Every time an adult talks about their childhood, the common point is “how much harder it was for us when we were kids”….I told my kids that this is one way it was easier for the generations before them. Kids did stupid things, everyone does at one time or another – it’s how we learn. But for us, we didn’t have to worry about the everlasting “proof”, or tattoo, of that stupid thing. We didn’t have pictures, or group chats posted online for someone to find years after it happened and bring up/repost again and again. It lasted just long enough for someone else to do a stupid thing.
Anything you post online is like a tattoo on your social media presence – it’s forever.
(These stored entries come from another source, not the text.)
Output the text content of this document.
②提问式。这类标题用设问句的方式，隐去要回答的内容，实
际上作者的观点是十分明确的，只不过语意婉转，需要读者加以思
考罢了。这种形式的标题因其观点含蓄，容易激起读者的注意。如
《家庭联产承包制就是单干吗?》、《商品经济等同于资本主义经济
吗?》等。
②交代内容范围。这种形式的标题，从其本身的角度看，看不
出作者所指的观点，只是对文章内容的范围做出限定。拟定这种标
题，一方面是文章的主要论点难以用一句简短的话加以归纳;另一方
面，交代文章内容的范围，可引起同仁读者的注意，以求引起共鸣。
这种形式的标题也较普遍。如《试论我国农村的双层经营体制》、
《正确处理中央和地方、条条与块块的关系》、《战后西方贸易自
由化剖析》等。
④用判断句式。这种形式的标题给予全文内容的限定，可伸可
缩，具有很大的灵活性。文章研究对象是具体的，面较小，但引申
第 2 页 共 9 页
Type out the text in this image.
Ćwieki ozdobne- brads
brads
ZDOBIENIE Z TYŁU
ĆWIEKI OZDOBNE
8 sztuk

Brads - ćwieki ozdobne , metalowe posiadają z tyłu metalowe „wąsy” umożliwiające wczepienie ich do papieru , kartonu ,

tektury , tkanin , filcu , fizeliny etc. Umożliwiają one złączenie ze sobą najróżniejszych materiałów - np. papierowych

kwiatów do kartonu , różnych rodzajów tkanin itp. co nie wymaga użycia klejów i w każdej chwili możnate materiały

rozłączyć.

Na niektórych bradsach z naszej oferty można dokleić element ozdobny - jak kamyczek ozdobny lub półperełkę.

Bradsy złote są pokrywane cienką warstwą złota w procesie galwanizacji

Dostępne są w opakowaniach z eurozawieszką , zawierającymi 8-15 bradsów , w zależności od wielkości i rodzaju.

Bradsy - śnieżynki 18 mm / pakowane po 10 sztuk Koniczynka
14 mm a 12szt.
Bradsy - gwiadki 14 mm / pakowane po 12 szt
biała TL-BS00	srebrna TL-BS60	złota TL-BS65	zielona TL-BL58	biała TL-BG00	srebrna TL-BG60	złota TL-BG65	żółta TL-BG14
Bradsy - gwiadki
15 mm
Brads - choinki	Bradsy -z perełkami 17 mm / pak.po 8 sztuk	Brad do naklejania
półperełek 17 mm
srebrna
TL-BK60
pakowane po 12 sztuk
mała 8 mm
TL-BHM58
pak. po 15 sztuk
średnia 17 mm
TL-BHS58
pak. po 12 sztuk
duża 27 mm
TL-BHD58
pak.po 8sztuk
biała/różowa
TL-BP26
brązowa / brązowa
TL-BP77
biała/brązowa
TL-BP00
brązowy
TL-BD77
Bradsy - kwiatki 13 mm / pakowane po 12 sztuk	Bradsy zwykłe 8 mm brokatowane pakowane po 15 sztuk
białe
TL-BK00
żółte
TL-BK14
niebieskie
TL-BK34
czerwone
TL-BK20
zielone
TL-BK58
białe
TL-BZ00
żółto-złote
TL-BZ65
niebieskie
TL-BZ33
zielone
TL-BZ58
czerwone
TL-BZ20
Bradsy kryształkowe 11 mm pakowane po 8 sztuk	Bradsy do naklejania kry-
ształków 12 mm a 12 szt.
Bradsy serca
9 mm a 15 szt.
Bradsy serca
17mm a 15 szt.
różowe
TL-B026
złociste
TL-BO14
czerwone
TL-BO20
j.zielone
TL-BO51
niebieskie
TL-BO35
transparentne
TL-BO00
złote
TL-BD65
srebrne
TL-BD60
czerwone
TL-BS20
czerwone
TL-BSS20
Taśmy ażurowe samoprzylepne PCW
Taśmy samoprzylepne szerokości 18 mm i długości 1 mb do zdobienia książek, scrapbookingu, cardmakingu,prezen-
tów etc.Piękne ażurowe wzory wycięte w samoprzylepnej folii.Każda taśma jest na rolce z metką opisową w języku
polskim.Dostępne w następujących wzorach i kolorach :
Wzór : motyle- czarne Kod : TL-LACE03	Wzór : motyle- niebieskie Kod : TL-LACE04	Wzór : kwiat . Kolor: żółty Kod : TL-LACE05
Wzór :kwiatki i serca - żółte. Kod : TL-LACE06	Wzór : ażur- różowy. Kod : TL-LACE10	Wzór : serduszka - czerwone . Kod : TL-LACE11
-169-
I can’t imagine how anyone that far into their education (and the ages of 25, 26, 27, or older!) hasn’t learned that yet. NOTHING on the internet is private. There is no such thing as a “private” chat room, or “private” message…when it is done on the internet, it can ALWAYS become public and will last forever – all it takes is a screenshot and it can be shared to billions of people in seconds. Kids have to know that if the messages they write, pictures they share, or comments they put online aren’t something they want publicly known, then DON’T POST IT! Otherwise, one day, these online tattoos could come back to haunt them.
Tell your kids…and keep telling them.